2- VATSO seçim süreci ilk kez bu kadar hareketli geçiyor, bu seçimleri diğerlerinden farklı kılan olgular nelerdir?

Bu seçimi diğer seçimlerden farklı kılan olgular ilk kez seçmenin karşısına gerçek projelerle çıkılmasıdır. Bakın yapacağımız projeler demiyorum. Startını verdiğimiz projelerden bahsediyorum. Daha düne kadar tekstilkent için hayal diyorlardı, ama gerçek oldu. Şimdi ne diyecekler? Çok merak ediyorum. Bu bir ufuk, öngörü meselesi… Projenin başından beri merkezinde yer aldık. Acımasız eleştirilere kulak asmadık. Bu konuda bir adım geri atmadık. Bu proje tam 3 kez revize edildi. Öyle kolay olmadı. Gösterdiğimiz sabır ve kırılmayan umudumuzun meyvelerini aldık.  Ve şimdi haklı çıkmamızın sevincini yaşıyoruz. İnşallah tekstilkentle birlikte Van’da işsizlik önemli ölçüde azalacak. 13 bin kişi doğrudan çalışacak. Bir diğer proje Fuar ve kongre merkezi. Yıllardır yılan hikayesine dönen sorunu 3 ay gibi kısa sürede çözdük. Arşivlere girin bakın her yıl fuar nerede olacak? Haberleri ve boy boy fotoğraflarıyla karşılaşırsınız. Gelmemizle birlikte bu komediye bir son verdik. Şuanda üyelerimiz ve halkımız istedikleri zaman fuar projesinin uygulanacağı yere gidip inşaatını yerinde görebilirler. Kitap fuarı bizlere bir kez daha gösterdi, bu işin ne kadar önemli ve elzem olduğunu.  Güneş enerjisi projesi. Yüzyıllardır bilinen bir gerçek: “Van güneş kenti” Ama o güneşten faydalanmadıktan sonra istediğimiz kadar bu sözü tekrarlayıp duralım. Bir arpa boyu yol alamayız. Şimdi bu sözün hakkını veriyoruz. Güneş kenti Van, artık güneşten enerji anlamında da faydalanmaya hazır. Şunu demek istiyorum. Van’da 4 yılda 1, bir tane ciddi proje üretilseydi, şuanda Van bambaşka yerde olurdu. Batı illeriyle yarışırdı. İşte biz bu açığı kapatmak için uğraşıyoruz.

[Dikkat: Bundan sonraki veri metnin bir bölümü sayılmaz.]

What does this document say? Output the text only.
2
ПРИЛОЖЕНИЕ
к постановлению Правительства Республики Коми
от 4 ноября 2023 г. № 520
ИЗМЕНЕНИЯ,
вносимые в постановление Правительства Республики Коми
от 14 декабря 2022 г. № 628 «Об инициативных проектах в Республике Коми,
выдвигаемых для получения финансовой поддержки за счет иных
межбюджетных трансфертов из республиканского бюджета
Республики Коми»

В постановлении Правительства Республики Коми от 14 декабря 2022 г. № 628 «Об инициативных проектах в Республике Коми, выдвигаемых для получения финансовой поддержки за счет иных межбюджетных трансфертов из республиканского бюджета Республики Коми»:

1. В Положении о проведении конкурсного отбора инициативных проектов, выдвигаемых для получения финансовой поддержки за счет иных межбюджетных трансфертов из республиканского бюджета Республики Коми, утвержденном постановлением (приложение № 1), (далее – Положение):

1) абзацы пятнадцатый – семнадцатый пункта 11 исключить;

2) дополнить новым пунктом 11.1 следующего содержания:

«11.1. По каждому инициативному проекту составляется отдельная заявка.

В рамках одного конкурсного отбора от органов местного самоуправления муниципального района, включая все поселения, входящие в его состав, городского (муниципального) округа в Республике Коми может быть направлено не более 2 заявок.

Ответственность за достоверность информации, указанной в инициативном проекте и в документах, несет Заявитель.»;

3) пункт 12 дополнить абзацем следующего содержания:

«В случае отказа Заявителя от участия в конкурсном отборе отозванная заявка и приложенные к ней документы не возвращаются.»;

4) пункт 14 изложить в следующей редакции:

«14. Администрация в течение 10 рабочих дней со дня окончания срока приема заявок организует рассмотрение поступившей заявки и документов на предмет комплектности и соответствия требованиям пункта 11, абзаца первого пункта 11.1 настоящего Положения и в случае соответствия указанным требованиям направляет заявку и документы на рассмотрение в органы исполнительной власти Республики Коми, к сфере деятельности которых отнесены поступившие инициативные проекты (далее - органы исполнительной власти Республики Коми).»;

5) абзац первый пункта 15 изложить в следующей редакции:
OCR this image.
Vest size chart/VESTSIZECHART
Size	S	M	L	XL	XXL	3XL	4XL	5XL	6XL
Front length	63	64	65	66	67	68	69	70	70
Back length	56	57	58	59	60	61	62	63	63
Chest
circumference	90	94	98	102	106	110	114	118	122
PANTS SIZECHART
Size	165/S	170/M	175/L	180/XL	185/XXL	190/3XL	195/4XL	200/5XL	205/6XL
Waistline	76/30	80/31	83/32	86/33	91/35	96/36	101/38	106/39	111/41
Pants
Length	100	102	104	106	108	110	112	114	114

3- Türkiye siyasi tarihinde ilkler yaşanıyor, yeni çözüm süreçleri devreye giriyor, bunun Van için anlamı nedir, Van ekonomisinin olumlu etkilenmesi için neler yapılıyor?

Van olarak şimdiden meyvelerini toplamaya başladık dersem yanılmış olmam. Çözüm süreci Van’ın ekonomisine ayna gibi yansımıştır. Süreçle birlikte yatırımcı sayısı çoğaldı. Büyük gruplar görüşmek için gün alıyor. OSB’de yer kalmadı. Yeni yeni arsalar üretiliyor. Türkiye’nin en büyük guruplarından biri AVM için yer arayışında. Çözüm süreciyle birlikte Van – Şırnak Karayolu inşaatına hız verildi. Bu yol biterse, Allah’ın izniyle Van’ı kimse tutamaz. Ayrıca bunun yanında ulaşımla ilgili Ankara’ya yapılması gereken üç öneri sunduk. Bunlar; Kuskunkıran’a 2. Tünel, OSB’ye demiryolu ve Güzeldere geçidine tünel projeleri. Biliyorsunuz ulaşım kanalları beraberinde yatırım kanallarını da açar, hızlandırır.

4- Temel hedefiniz, projeleriniz nelerdir?

Projelerimizden söz ettik. Temel hedefimiz 4 yıllık görevimiz sonunda bu projelerle birlikte Van’da kişi başına düşen milli gelir miktarını 2 katına çıkartmak. 3 – 4 bin dolar arasında hesaplanan kişi başına milli geliri 10 bin dolar seviyelerine yaklaştırmak ve bunu tabana yaymak. Ve bunu da başaracağız İnşallah.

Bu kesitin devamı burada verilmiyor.